When I first arrived at Chevrolet's advertising agency in Detroit, there was a blonde fellow in the office next to mine who had an unusual way of writing. He wrote on a yellow legal pad inside his top right-hand desk drawer.
After a while, I got to know Dutch better and asked him why he always shut the drawer when someone came into his office. He smiled and said it was his own personal writing. Dutch spent a lot of time in the agency library those days. Turned out, he was writing short stories about the West on his pad in the desk drawer. That explained his trips to the library, doing research.
One of the early stories Dutch wrote became a movie: "Hud", starring Paul Newman. My friend Elmore "Dutch" Leonard was out of advertising and on his way.
These days Dutch is often acclaimed the greatest crime writer of our time. You've read his books or seen the movies, including "Get Shorty". His new book is called "Raylan". The television show based on Dutch's characters is "Justified", a big hit.

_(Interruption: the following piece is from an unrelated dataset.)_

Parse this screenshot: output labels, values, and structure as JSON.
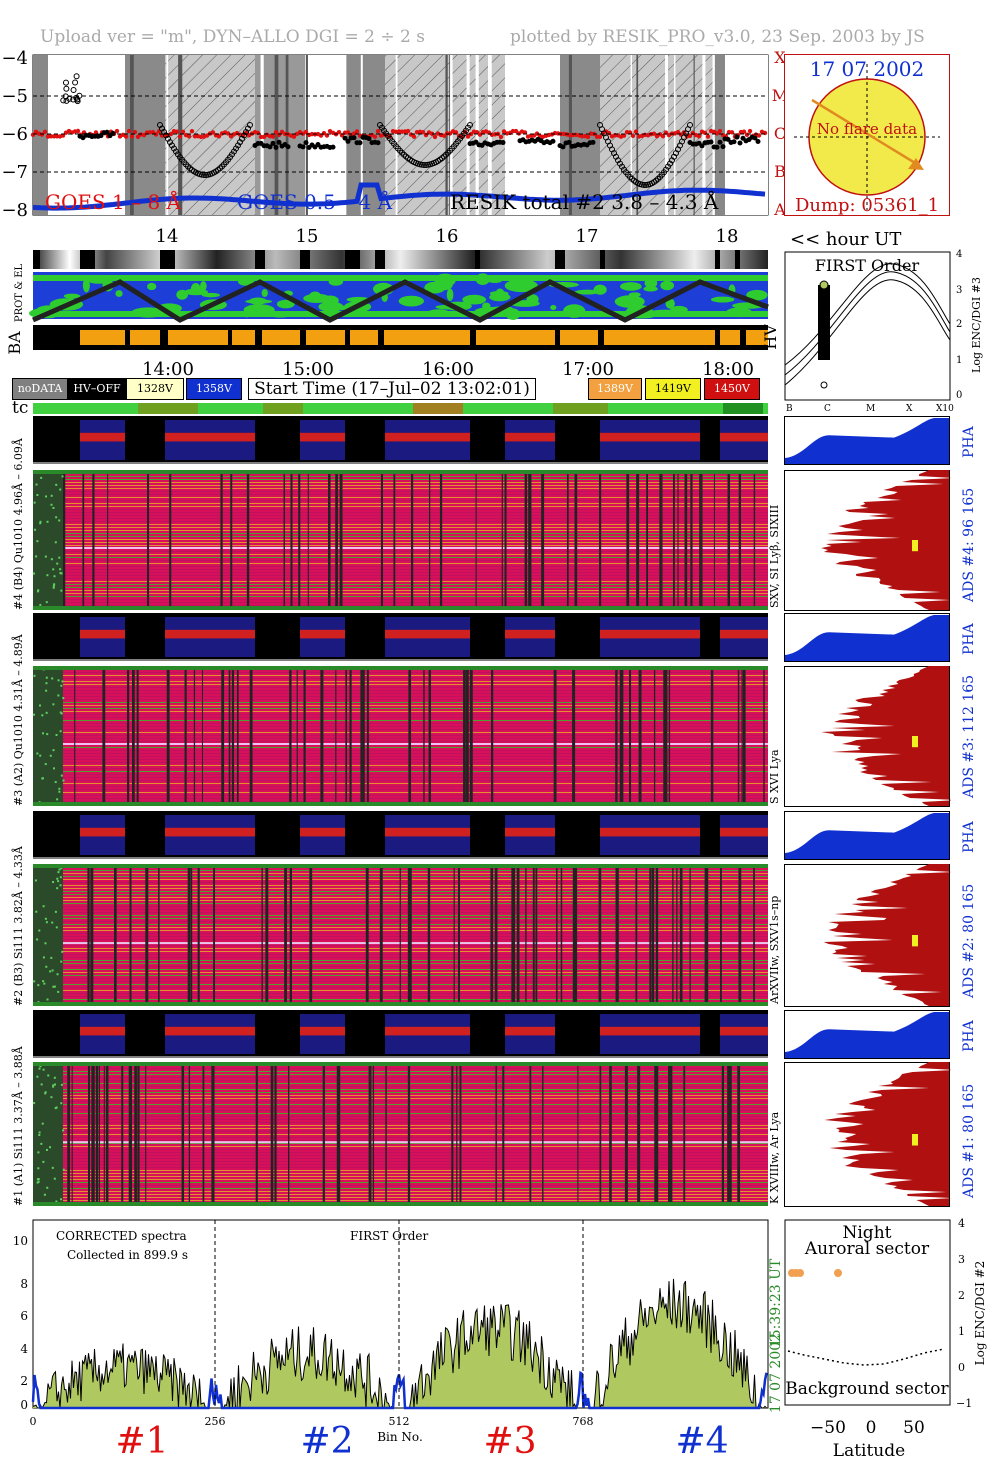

Just as interesting to me is "Leonard's 10 Rules of Writing", which appeared in the New York Times. One is, "If it sounds like writing, I re-write it. Or, if proper usage gets in the way, it may have to go. I can't allow what we learned in English composition to disrupt the sound and rhythm of the negative."
Another rule is never open a book about the weather. Still another is never say "all hell broke loose."
His book about the rules of writing will be out soon.
The last time I caught up with Dutch was at a book signing in San Francisco a few years ago. I told him I didn't have a lot of English teachers watching my commercials either.
In writing anything, you always have to know the rules in order to break them. When Dutch pulled open that right-hand drawer, he certainly knew how to break them.